Dirty Glam Magazine English Translation
February 20, 2009
This name should, here and now, already mean something to you if you are even a little bit interested in the latest people emerging out of the English electro scene, such as out of this world bands like The Foals and These New Puritans. Indeed, these five young lads from Brighton, full of spirit and always up for a laugh, are part of the family of musicians that blend punk, pop and electro influences: whether you like them or not, it is hard to be indifferent to Maths Class. As seen at the last Rennes Trans Musical Festival where the five Englishmen demonstrated their brand of musical madness live.
Interview with Mike, Tim, Piers, Al and Andy before their concert at The Golden Arrow on the 31st January.
Last night you played with the French group This Is Pop. Did you have a good time?
It was excellent. We played in a really cool venue and we had a brilliant time.
You recently took part in the Rennes Trans Musical Festival. How did it go?
It was really extraordinary. It was the first time that we have played in France and it was in front of over 200 people. In the beginning we didn’t know anything about this Festival but the audience really took to us and in the end we were really pleased to have taken part. I don’t really understand why there aren’t more bands performing in the Festival.
A number of English magazines are saying that your performance is visually spectacular and that your music is punky and energetic. Do you always have such a positive re-action from the public?
Piers: In reality outside of England the public re-action is always really good and we get great reviews in general from our concerts.
Andy: But in our own country, the closer we play to home, the worse the reviews get particularly those of our neighbours!
Why do you think that is?
Andy: People think that we are strange and completely mad (he laughs).
Why do you think people re-act like that?
Andy: People think that we are really odd. They think we are total nutcases. (laughs)
Piers: In fact there are so many bands in England that the public are always waiting for the next big thing so it is really hard to stay on top. You get the feeling that people don’t come to gigs for the entertainment and just to have a good time, they are coming to analyse the performance. They stand there scrutinising you – they are not really getting into the concert. So whilst it is hard to perform in front of that kind of an audience at the same time it motivates us to perform to the very best of our abilities. In other words it really pushes us to try to surpass everything that we have done before in terms of our music and our performance.
Isn’t it precisely this that causes a certain level of competition amongst all the groups?
Piers: I don’t know, I don’t really think about that. I think that lots of bands start with an idea of the style of music that they want to play. But we never really thought about it like that, we never really decided that we wanted to play this style or that style of music or that we were going to do something different. We didn’t really know what we were going to do. It just came about naturally and it has been two years that we have been performing together and our music now isn’t the same in any way as it was in the beginning.
Tim: There isn’t really any competition between us, its just that we are a collection of bands.
Piers: Its always great to meet other bands and play with them. We always have a laugh and we are never really thinking about trying to be better than them or whatever.

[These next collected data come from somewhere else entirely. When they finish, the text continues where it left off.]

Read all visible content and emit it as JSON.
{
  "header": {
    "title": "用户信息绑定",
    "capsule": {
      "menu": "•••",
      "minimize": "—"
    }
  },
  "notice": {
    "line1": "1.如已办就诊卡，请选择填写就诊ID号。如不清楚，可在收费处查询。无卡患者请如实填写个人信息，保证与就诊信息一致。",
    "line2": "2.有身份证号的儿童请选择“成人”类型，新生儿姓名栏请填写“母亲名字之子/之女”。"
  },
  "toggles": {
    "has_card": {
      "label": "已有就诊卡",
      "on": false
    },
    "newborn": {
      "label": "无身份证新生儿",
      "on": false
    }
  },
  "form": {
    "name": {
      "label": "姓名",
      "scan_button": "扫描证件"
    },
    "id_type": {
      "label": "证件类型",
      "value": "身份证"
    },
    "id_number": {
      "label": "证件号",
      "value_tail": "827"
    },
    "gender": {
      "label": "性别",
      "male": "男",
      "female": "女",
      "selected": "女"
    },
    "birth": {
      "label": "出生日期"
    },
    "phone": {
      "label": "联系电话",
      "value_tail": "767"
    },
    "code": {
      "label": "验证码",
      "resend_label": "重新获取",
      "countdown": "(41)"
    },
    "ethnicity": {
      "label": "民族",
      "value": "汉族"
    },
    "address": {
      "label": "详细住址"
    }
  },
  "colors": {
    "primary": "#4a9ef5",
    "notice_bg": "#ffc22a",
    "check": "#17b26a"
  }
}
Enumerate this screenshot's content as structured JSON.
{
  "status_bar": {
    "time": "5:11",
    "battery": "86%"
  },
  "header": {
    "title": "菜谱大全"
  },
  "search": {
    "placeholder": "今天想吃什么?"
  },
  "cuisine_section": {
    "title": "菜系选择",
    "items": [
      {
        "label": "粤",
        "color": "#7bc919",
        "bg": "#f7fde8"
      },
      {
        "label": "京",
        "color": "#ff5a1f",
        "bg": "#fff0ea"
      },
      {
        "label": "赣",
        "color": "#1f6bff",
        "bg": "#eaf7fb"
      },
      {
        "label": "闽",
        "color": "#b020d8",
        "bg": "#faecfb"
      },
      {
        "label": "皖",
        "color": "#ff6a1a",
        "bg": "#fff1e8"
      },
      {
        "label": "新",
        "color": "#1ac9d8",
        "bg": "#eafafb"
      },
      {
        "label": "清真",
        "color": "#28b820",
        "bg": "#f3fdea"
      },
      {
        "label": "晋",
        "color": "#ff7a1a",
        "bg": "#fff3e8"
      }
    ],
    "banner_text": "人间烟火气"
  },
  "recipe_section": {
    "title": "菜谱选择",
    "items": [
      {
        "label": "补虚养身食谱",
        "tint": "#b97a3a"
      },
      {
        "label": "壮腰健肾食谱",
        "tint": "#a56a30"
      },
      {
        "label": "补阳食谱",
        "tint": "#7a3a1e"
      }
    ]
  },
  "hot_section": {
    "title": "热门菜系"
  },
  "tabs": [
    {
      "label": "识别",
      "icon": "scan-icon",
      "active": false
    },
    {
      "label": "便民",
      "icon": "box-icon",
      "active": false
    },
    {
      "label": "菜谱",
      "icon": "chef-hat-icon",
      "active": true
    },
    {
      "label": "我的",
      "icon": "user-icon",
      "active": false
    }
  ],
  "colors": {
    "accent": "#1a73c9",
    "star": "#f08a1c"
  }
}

Either way we would never make a living if we thought like that, you can’t live your life like that.
Tim: There are some bands that we don’t like very much on the one hand then there are some bands that we really admire whose music is similar to our style of music.
What is the best thing that anyone has ever said about your music?
Andy: The worst thing? Oh no right the best thing ? (laughs) the best thing anybody has ever said is “stop that now”.
Piers: We are obviously happy when people pay us compliments about our music but the benefit to receiving criticism is that it allows us to move forwards and get better.
Tim: English magazines say good things about us, that we are the best live band in the country but when people come and see us they say “Oh my god” they seem to be expecting something in the style of Queen but I am not Freddie Mercury.
Piers: Apparently we cannot be everybody’s cup of tea – we are not everybody’s favourite live band in the whole world sadly! (laughs)
Are you working on your first album at the moment?
Piers: No but we are working on our next EP an album will be something for later.
Tim: It is hard at the moment because the music that we like is constantly evolving. When we tell ourselves that it is time to lay down some tracks it is difficult because by the time we do it we have already moved on to another style of music so it is difficult to have enough songs at the same time to do a coherent album.
Name a band that you love at the moment something that I should absolutely listen to
La Bitchhouse, Health (a noisy band from Los Angeles) a band called Metronomy, Venga Boys, Kylie Minogue, Girls Aloud oh and seriously Britney Spears as well!
Moving on, do you remember your first big musical recollection, the first music that you remember getting into?
Andy: I would love to say Radiohead but I am actually going to say Phil Collins (no really!)
Al: For me its Alanis Morissette no actually I think I will change my answer to Spice Girls but you know it was years ago!
How do you see your future? If you couldn’t make a living as musicians what would you do?
Piers: We see ourselves making music for the rest of our lives.
Andy: Kill ourselves. (laughs)
Finally, how did you meet each other?
Friends in common. Eventually our friends got fed up trailing around with us so now there is only us left!